Obituary

Roger Winlaw

ESPNcricinfo staff

WINLAW, SQUADRON-LEADER ROGER DE WINTON KELSALL, the Cambridge cricket and Association Blue, was killed on active service on October 31. He made a name at Winchester, being four years in the cricket eleven 1928-1931, captain in the last two seasons. His best year was 1930, when he headed both batting and bowling averages. Scoring 85 and 33 in the Freshmen's match, he got his Blue in 1932, and was in the Cambridge eleven three times, all the matches against Oxford being drawn. He batted splendidly in 1934, being second to J. H. Human in the averages with 977 runs, average 57.47, and hit five centuries, the highest being 161 not out against Essex at Fenner's. At Cardiff, against Glamorgan, his two separate hundreds, 108 and 109 not out, came as an outstanding achievement. The other centuries were at Fenner's--104 against Yorkshire and 103 against Free Foresters. In the University match he made 56 and 12 not out.

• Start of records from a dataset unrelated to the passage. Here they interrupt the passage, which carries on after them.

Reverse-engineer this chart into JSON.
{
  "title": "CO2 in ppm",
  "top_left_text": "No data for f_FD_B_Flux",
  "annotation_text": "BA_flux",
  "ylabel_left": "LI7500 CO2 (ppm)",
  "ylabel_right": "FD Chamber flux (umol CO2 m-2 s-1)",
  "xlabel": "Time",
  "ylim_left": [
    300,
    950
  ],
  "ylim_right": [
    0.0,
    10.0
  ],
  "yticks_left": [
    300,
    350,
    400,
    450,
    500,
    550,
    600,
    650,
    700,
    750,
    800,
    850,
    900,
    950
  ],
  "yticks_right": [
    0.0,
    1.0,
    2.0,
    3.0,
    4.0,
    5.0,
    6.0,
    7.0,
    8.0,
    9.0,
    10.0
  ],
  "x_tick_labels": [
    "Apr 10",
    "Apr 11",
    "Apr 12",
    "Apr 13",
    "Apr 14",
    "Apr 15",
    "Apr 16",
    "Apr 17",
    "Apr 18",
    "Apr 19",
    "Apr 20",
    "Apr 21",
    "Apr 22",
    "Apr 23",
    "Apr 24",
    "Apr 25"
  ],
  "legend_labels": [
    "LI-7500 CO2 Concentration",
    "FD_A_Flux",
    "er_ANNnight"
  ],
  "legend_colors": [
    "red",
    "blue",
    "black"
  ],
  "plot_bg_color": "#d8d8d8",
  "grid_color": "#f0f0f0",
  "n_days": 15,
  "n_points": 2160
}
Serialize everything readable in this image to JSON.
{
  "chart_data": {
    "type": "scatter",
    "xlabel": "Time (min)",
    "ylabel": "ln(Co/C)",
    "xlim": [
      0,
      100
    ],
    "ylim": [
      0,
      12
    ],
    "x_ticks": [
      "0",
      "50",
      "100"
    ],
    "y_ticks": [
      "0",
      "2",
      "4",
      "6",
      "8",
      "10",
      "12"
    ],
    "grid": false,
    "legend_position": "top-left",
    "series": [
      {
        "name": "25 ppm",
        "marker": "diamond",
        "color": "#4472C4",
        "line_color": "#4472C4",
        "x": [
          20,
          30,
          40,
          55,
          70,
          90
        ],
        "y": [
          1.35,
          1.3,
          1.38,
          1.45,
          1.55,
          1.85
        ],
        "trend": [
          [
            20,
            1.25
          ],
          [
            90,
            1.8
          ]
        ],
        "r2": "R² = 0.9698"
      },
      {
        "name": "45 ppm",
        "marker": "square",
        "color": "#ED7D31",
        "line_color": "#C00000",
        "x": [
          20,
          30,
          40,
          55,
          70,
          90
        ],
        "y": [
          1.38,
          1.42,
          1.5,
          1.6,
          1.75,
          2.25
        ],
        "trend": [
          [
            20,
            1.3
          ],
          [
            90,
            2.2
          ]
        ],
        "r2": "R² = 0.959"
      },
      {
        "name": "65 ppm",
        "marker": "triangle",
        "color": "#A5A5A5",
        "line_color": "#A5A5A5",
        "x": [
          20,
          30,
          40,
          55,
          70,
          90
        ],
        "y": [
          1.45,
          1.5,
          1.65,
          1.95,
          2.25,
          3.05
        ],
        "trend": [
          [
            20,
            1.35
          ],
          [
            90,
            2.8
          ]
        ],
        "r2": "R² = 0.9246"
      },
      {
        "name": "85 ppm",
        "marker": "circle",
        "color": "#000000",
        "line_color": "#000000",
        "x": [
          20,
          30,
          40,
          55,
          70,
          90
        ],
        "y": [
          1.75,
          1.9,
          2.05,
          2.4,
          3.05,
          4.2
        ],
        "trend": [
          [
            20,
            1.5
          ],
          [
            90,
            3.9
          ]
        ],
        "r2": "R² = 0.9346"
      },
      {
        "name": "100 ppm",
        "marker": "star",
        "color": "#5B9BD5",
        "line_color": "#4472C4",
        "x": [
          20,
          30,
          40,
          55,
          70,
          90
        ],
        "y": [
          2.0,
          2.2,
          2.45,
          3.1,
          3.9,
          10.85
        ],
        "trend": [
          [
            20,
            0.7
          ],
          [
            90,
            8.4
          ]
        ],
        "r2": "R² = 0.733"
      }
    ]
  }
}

He played in nine county engagements for Surrey that season, scoring 341 runs, average 28.41, and his full aggregate amounted to 1,330, average 42.90. A very good display was his 91 against Sussex at the Oval, and he was not out 5 when Surrey won by eight wickets. In the Middlesex match he took part in a thrilling finish and stood out as the hero of a rare struggle. Scoring 61 in the first innings, he helped R. J. Gregory in a stand that stopped a bad start, and Surrey gained a lead of 175. In an uphill fight, Middlesex played grandly on the third day, and, setting their opponents to get 117 for victory, dismissed six men for 43, and Winlaw, struck on the head by a ball from Jim Smith, retired. Garland-Wells hit a dashing 45, and the total rose to 104 before the ninth wicket fell. Then Winlaw resumed. A bye was snatched as the last ball of an over went to the wicket-keeper, so that Brooks could face the bowling. As it happened, he fell hurt by a ball from Smith, a nasty blow; but, recovering, he drove the next two balls to the boundary and Surrey won by one wicket.

Except in 1934, Winlaw played for Bedfordshire from 1931. Captain in 1935, he led the side admirably and headed the averages with 85 for an aggregate of 425. Next year, thanks to team work, they rose to fourth in the second-class county championship--their best season for 31 years. Winlaw set the example of brilliant fielding, in which he excelled generally at mid-off, though his batting fell off badly. Winlaw recovered his form next year, but others were less consistent, and there came a further decline in 1939, when Winlaw finished with an average of 27.45. He played three times in the University Association match on the right wing, being captain in his last year. Before joining the Royal Air

Winlaw was a master at Harrow, where he was held in the highest repute by the scholars and all who knew him. It was a sad coincidence that R. G. Tindall, his Winchester colleague in the 1930 eleven, was killed early in the year. They were opposed in the University matches of 1933 and 1934, Tindall being a double Blue at Oxford. In the same plane tragedy also overtook another and more famous Old Wykehamist, C. T. Ashton.